Even when all the right clues exist it may not be clear to everyone how to walk the path to find the cause of a failure. Something very important to keep in mind if you are struggling to follow the path is to ask how the others knew to look at certain things, and by no means allow them to answer “I just know”. Nobody “just knows”, there is something in the clues left behind by a failure that has triggered a thought process; whether it’s something concrete that you always look at or a shot in the dark, it is valuable information that needs to be shared with others involved.
Be wary of misinformation
One frustrating thing that happens often while troubleshooting is the dreaded red herring. I think many times this is caused by not having enough or the right instrumentation, gaps in clues about the failure can lead you down the wrong path. Again, I can’t stress enough that if you find yourself saying “I wonder” or “I wish I knew” then go add that knowledge into the process so you have it next time. Sometimes you can get off on the wrong path by paying attention to something that is really visible but fairly obvious that it isn’t part of the problem. For example, if you notice that load on your process is high during the time of the failure, but also that load is high everyday at that time then there is a good chance the cause lies somewhere else, something else is special about this day. That doesn’t mean that a high load coupled with this other thing isn’t the problem, but it’s that other thing that you should probably start with.
Reflect on what happened
Once everything settles down and your processes are back to running as normal, it’s time to reflect back on what happened. I’ll be honest, post-mortems are not something that I have participated in often, but whenever I hear about them (or do participate in them) I feel like they might be one of the most important parts of troubleshooting. A recent example of a post-mortem that we had was when the process in question didn’t actually fail. Our end users reported errors when in fact the process was functioning as expected based on decisions made early in the construction of the process, they just didn’t recall those decisions. In fact we didn’t recall the details of the decision either, we went through the process of digging into the code and logs only to have someone have an “aha” moment and recall the decision that was made. As a post-mortem step we gathered all necessary parties, revisited the decision that drove how the process works and documented it so that next time we won’t waste time researching.
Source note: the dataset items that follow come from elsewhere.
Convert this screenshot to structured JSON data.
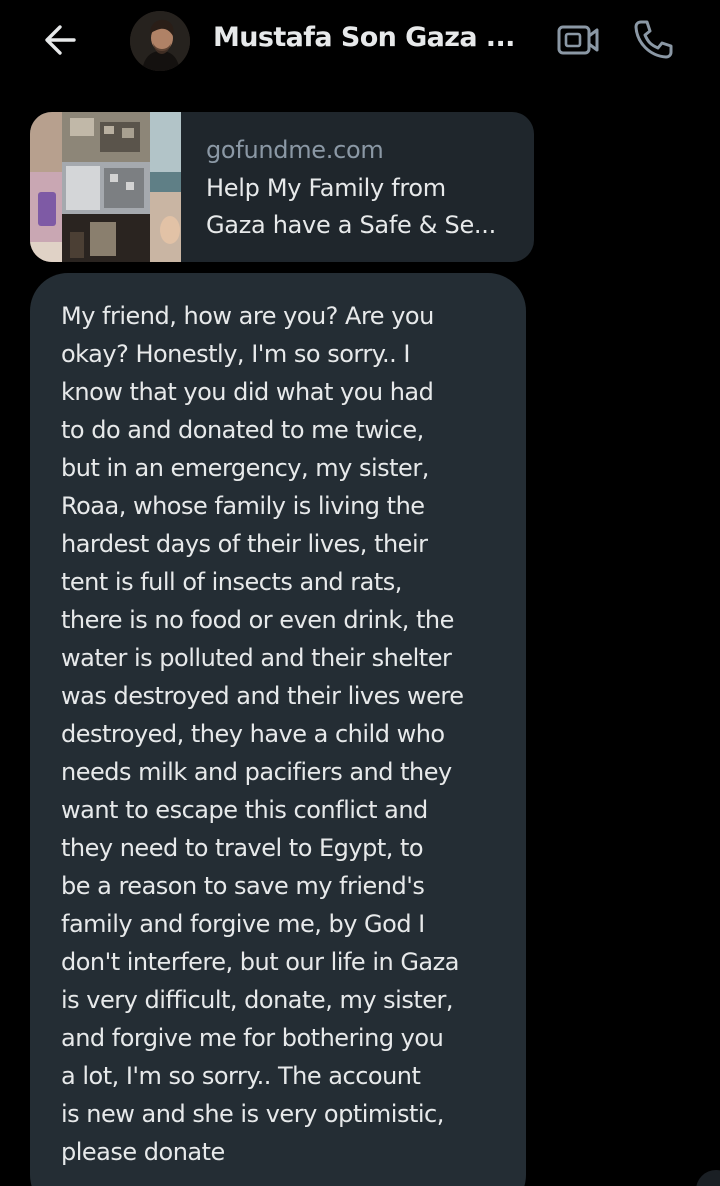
{
  "header": {
    "contact_name": "Mustafa Son Gaza ...",
    "back_icon": "arrow-left-icon",
    "video_icon": "video-camera-icon",
    "call_icon": "phone-icon"
  },
  "link_preview": {
    "domain": "gofundme.com",
    "title_lines": [
      "Help My Family from",
      "Gaza have a Safe & Se..."
    ]
  },
  "message": {
    "lines": [
      "My friend, how are you? Are you",
      "okay? Honestly, I'm so sorry.. I",
      "know that you did what you had",
      "to do and donated to me twice,",
      "but in an emergency, my sister,",
      "Roaa, whose family is living the",
      "hardest days of their lives, their",
      "tent is full of insects and rats,",
      "there is no food or even drink, the",
      "water is polluted and their shelter",
      "was destroyed and their lives were",
      "destroyed, they have a child who",
      "needs milk and pacifiers and they",
      "want to escape this conflict and",
      "they need to travel to Egypt, to",
      "be a reason to save my friend's",
      "family and forgive me, by God I",
      "don't interfere, but our life in Gaza",
      "is very difficult, donate, my sister,",
      "and forgive me for bothering you",
      "a lot, I'm so sorry.. The account",
      "is new and she is very optimistic,",
      "please donate"
    ]
  },
  "colors": {
    "background": "#000000",
    "bubble": "#242d34",
    "card": "#1f262c",
    "text": "#e7e9ea",
    "muted": "#8b98a5"
  }
}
At the very least, as a post-mortem step, have some dialogue and document what happened and the steps that were taken to find and solve the problem. This should never be about blame, but always about learning how to improve going forward.
Troubleshooting can be the most frustrating thing about software, especially if you don’t have the right clues to help you find what you are looking for. It is imperative to leave the right clues behind and add missing clues as you find them, you and your teams will certainly thank you for it later. There can be a great sense of excitement (and maybe a little heroism) when you encounter a failure and have all of the right clues in hand that allow you to find the solution without delay instead of the feeling that you have no idea what is going on. Encourage your teams to instrument processes properly, it will make the troubleshooting journey a much less daunting affair.